Photo: The World Economic Forum

By JUAN DE JESÚS BREENE

Most people would agree that the most essential function of a government is to provide safety and security to its citizens.

In Mexico, you would be hard pressed to find anyone who says the government is doing well when it comes to offering safety.

Recent polls conducted by Mexico’s National Institute of Statistics and Geography (Inegi) show that in some cities 98 percent of the population, when asked, say “I personally do not feel safe where I live.” The overall average for the country is 68 percent.

What does that look like in a small tourist city such as Playa del Carmen, Quintana Roo, an hour south of the mid-sized resort city of Cancun?

Most people would expect certain levels of insecurity in larger cities where there could be accidental fallout from rival cartels.  But if tourists do not associate with drug dealers or police, where is the insecurity coming from in a smaller community?

Mexico is made up thousands of small towns where grandmothers can still expedite justice by raising an eyebrow and the local parish priest rules the roost. So how can a small city or town be unsafe?

The answer is easy: organized crime, the cartels.

Playa de Carmen, once a small fishing village, has grown to about 300,000 local residents who have pretty good jobs because of the high-end international tourist industry.

Sales of good and services are high even if taxes go back to the federal level. Local Playa residents are neither in the crossfires of rival cartels nor do they have the income level to even purchase drugs.

The real impact in smaller towns is on the middle class entrepreneur and the cost that are passed on to all consumers.

The fact is that the Mexican government, under the current regime of the leftist National Regeneration Movement (Morena) party and its various municipal governments, has basically abandoned its duty of providing fundamental public safety in most smaller cities. And the current Morena president, Andrés Manuel López Obrador (AMLO) coddles cartels by refusing to prosecute them and instead telling their members that they “need to behave themselves.”

In referring to organized crime, AMLO states that Mexico believes in “hugs, not bullets,” which rhymes nicely in Spanish, but ensues chaos nationally, as warring cartels get a free pass to basically operate in public.

So in Playa de Carmen, if I want to move a step above being a service worker in the tourist industry and start a small corner store, a nail salon, a restaurant or a bar, beyond whatever regulatory requirements I need to fulfill with the city government, I need to arrange things with the local cartel.

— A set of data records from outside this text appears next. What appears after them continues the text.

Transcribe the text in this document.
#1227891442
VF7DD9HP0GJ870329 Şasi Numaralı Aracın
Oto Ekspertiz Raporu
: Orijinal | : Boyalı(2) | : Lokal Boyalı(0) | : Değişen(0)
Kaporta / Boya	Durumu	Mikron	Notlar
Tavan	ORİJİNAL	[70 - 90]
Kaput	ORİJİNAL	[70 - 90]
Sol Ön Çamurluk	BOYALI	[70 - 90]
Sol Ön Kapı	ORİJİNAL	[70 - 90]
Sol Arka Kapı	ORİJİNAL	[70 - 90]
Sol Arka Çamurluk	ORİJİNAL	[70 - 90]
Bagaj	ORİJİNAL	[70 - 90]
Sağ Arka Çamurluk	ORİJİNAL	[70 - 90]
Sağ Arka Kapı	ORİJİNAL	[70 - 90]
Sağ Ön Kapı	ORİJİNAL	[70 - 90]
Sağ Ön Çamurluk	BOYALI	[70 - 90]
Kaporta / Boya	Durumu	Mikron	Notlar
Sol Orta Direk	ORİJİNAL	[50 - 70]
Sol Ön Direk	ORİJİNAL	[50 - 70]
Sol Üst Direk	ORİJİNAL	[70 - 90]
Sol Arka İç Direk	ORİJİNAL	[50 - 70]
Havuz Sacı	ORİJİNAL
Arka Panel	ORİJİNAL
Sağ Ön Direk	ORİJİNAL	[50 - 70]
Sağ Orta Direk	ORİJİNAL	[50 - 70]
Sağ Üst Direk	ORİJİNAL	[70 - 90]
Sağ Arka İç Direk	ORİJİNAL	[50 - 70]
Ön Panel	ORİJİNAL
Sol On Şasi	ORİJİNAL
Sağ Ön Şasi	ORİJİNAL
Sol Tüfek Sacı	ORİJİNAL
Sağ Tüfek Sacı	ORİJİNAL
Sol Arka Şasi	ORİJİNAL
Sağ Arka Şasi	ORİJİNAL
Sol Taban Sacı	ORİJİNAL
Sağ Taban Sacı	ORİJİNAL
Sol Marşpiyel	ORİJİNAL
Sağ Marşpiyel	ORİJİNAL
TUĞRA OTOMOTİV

Urban legend has it that once I finish my paperwork with the city to open my business, I am actually visited by the cartel to set up my payment schedule.

For protection, I am required to pay, by the agreed upon monthly date, 20 percent of my monthly profits to the cartel rep who will visit me to collect cash payments.

So how would the cartel know what my monthly sales would be?

As it turns out, the cartel is actually more in touch with local sales and profits than consultants like Price, Waterhouse and Coopers or even Mexico’s Tax Administration Service (SAT).

What happens if I do not pay? Well, that is really just not an option in a city like Playa del Carmen, whose small size makes it easy to manage and quickly detect new businesses.

Practically every member of the local population has been put on notice with vandalism or fires to businesses.

Without getting overly graphic, not paying my quota or even worse, reporting extortion to the police, would result in someone in my family being hurt or, for repeated noncompliance, killed.

So while typical cartel activities like drug sales, money laundering, prostitution and gasoline theft might only directly impact a few, nearly everyone is impacted as small business owners have to add-in this extra cost.

And those who cannot come up with the extra cash are forced to close up shop, because adding 20 percent makes paying legitimate rent nearly impossible.